Dan hampir tidak ada orang di luar negeri yang peduli, katanya.
"Perempuan-perempuan Afghanistan tidak mendapatkan dukungan yang seharusnya mereka terima dari komunitas internasional."
Sejak mereka kembali berkuasa, Taliban menerapkan "apartheid gender" di Afghanistan, menurut Perserikatan Bangsa-Bangsa.
Perempuan secara perlahan dilarang muncul di depan ruang publik: pembatasan pergerakan perempuan, termasuk soal pendidikan. Kaum perempuan dilarang menimba ilmu di sekolah lanjut setelah lulus sekolah menengah. Taliban juga membatasi peluang kerja, dan menutup akses perempuan ke taman serta tempat umum lainnya.
Undang-undang baru bahkan melarang perempuan bernyanyi atau membaca puisi di depan umum.
Taliban menganut ajaran Islam yang konservatif, dengan interpretasi terhadap teks-teks suci yang diperdebatkan oleh banyak cendekiawan.
"Taliban mengklaim mewakili budaya dan agama, padahal mereka adalah kelompok kecil pria yang sebenarnya tidak mencerminkan keberagaman negara," kata Yousafzai, produser eksekutif film tersebut, kepada AFP.

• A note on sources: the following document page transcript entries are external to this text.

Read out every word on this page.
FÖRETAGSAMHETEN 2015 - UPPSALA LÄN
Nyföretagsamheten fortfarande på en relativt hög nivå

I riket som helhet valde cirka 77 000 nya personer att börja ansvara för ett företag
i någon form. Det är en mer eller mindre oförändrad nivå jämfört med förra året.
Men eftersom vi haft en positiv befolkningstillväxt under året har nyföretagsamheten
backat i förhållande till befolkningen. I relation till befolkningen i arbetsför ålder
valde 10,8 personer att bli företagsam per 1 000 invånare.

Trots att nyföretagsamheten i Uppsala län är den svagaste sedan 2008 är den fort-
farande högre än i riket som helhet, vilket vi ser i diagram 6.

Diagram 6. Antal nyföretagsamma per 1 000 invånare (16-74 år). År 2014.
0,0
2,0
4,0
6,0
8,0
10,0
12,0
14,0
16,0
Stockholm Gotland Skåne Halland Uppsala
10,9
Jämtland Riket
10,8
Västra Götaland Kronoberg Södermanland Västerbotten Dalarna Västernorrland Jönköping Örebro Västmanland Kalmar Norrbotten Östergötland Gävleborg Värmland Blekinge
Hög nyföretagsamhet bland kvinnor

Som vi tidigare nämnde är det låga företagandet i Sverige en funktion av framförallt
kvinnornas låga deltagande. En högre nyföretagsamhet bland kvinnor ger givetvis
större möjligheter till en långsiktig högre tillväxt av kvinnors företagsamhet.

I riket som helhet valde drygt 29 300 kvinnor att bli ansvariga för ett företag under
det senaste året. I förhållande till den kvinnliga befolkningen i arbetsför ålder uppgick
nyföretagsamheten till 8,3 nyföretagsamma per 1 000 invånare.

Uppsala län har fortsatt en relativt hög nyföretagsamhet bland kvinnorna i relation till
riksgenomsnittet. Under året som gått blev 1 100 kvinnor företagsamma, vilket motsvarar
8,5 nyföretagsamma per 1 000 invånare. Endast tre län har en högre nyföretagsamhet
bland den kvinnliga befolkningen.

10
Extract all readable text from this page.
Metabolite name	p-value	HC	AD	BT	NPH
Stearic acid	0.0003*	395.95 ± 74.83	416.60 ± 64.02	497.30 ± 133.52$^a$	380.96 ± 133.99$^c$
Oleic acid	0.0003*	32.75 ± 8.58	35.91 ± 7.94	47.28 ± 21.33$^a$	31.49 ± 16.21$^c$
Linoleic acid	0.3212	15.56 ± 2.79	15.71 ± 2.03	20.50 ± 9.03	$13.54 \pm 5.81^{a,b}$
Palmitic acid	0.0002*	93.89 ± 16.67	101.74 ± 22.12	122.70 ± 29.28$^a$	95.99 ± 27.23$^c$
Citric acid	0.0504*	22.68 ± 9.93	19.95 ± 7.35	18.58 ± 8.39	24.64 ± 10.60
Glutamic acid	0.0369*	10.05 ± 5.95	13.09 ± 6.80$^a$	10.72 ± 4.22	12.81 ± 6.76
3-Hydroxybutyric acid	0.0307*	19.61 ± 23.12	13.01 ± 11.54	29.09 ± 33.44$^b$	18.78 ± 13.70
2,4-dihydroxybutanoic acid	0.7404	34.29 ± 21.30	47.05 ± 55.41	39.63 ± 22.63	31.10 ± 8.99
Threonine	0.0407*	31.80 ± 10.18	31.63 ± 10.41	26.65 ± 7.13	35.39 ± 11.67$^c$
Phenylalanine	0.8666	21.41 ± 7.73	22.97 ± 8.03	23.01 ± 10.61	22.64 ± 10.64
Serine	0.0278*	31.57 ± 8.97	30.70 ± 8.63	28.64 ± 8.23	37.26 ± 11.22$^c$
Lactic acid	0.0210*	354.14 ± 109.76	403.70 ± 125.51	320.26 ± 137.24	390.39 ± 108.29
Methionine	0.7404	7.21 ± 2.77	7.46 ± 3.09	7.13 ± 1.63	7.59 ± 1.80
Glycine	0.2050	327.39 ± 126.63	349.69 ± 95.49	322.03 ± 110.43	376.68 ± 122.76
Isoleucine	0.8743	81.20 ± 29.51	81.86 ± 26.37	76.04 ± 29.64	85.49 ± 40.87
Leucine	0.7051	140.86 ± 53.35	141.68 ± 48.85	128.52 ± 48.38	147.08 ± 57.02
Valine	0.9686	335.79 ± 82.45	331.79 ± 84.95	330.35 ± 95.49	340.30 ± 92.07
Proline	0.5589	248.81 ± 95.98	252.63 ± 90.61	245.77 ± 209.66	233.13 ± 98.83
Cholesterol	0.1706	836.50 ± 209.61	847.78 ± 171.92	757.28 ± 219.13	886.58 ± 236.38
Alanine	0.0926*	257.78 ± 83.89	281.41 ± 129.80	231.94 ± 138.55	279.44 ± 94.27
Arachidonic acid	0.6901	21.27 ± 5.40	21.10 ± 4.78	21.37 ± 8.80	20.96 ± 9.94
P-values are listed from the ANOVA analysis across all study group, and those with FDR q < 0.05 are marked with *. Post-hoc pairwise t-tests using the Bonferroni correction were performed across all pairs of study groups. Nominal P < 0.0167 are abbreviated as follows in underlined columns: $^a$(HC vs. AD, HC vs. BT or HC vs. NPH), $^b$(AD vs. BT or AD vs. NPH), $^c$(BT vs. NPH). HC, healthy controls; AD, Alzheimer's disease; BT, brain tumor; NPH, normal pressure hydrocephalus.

"Islam tidak melarang seorang anak perempuan untuk belajar, Islam tidak melarang seorang perempuan untuk bekerja," kata aktivis Pakistan yang hampir dibunuh oleh Taliban saat berusia 15 tahun.
Film yang Mengabadikan Tahun Pertama Setelah Jatuhnya Kabul
Film dokumenter tersebut mengabadikan tahun pertama setelah jatuhnya Kabul, termasuk momen-momen ketika para perempuan berani menentang penindasan.
"Anda menutup universitas dan sekolah, Anda mungkin juga membunuh saya!" teriak seorang pengunjuk rasa kepada seorang Taliban yang mengancamnya selama demonstrasi.
Pertemuan para perempuan yang mengusung slogan "Kerja, roti, pendidikan!"tersebut akhirnya secara sistematis ditumpas oleh rezim.
Para pengunjuk rasa dipukuli, beberapa ditangkap, yang lain diculik.
Perlahan, perlawanan memudar, tetapi tidak padam. Sejumlah perempuan Afghanistan kini berusaha menambah ilmu lewat kursus-kursus bawah tanah.
Tiga tahun setelah Taliban merebut kekuasaan dari pemerintahan sipil yang gagal dan korup, hanya sedikit negara yang secara resmi mengakui rezim mereka.
Para fundamentalis berharap terpilihnya Donald Trump sebagai presiden Amerika Serikat akan "membuka babak baru" hubungan Kabul dan Washington. Mereka berharap kebijakan luar negeri yang lebih transaksional akan diterapkan.
Bagi Mani, hal itu membunyikan lonceng peringatan.
Menyerah dalam membela hak-hak perempuan Afghanistan akan menjadi kesalahan besar dan kesalahan yang bisa disesali oleh Barat, katanya.
Semakin rendah tingkat pendidikan perempuan Afghanistan, semakin rentan anak laki-laki mereka terhadap ideologi yang memicu serangan teror 11 September 2001.
"Jika kami menanggung akibatnya hari ini, Anda mungkin akan menanggung akibatnya besok," pungkas Mani.